Senator of the College of Justice
- In office 2006–2021
- Nominated by: Jack McConnell As First Minister
- Appointed by: Elizabeth II

Personal details
- Born: Roderick Francis Macdonald 1 February 1951 (age 75)
- Alma mater: University of Glasgow

= Roderick Macdonald, Lord Uist =

Scottish judge

Roderick Francis Macdonald, Lord Uist (born 1 February 1951) is a Scottish retired judge. As a Senator of the College of Justice, he was a member of the Court of Session, Scotland's highest court.

==Early life==
Macdonald was educated at St Mungo's Academy, a Roman Catholic state school in Glasgow, and at the University of Glasgow Faculty of Law. (LL.B. Hons.). He was admitted to the Faculty of Advocates in 1975.

==Legal career==
Macdonald served as an Advocate Depute from 1987 to 1993, from 1990 as Home Advocate Depute.
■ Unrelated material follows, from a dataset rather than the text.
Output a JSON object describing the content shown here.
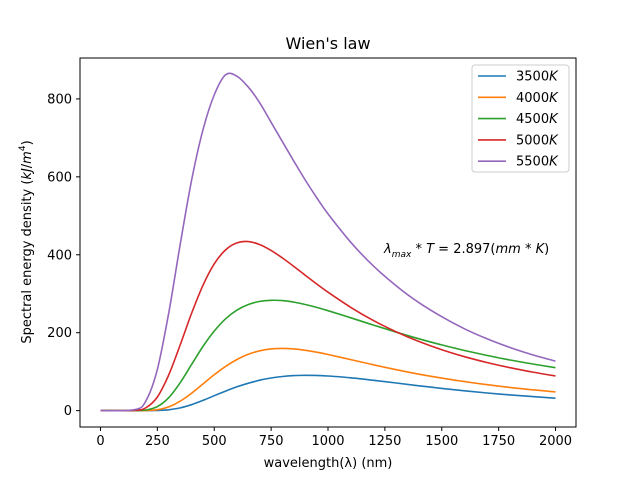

He was appointed Queen's Counsel in 1989. He was called to the Bar of England and Wales in 1997 (Inner Temple). From 1995 to 2001, he was Legal Chairman of the Pension Appeal Tribunals for Scotland, and from 1995 to 2000 was a member of the Criminal Injuries Compensation Board, and of the Criminal Injuries Compensation Appeals Panel from 1997 to 1999. He was appointed a Temporary Judge in 2001, and in 2006 was appointed a full-time judge of the Court of Session and High Court of Justiciary, Scotland's Supreme Courts, as a Senator of the College of Justice. He took the judicial title Lord Uist, sat in the Outer House, and retired on 1 February 2021.

Prominent cases Macdonald has presided over included the 2006 trial of three of the race hate murderers of Kriss Donald.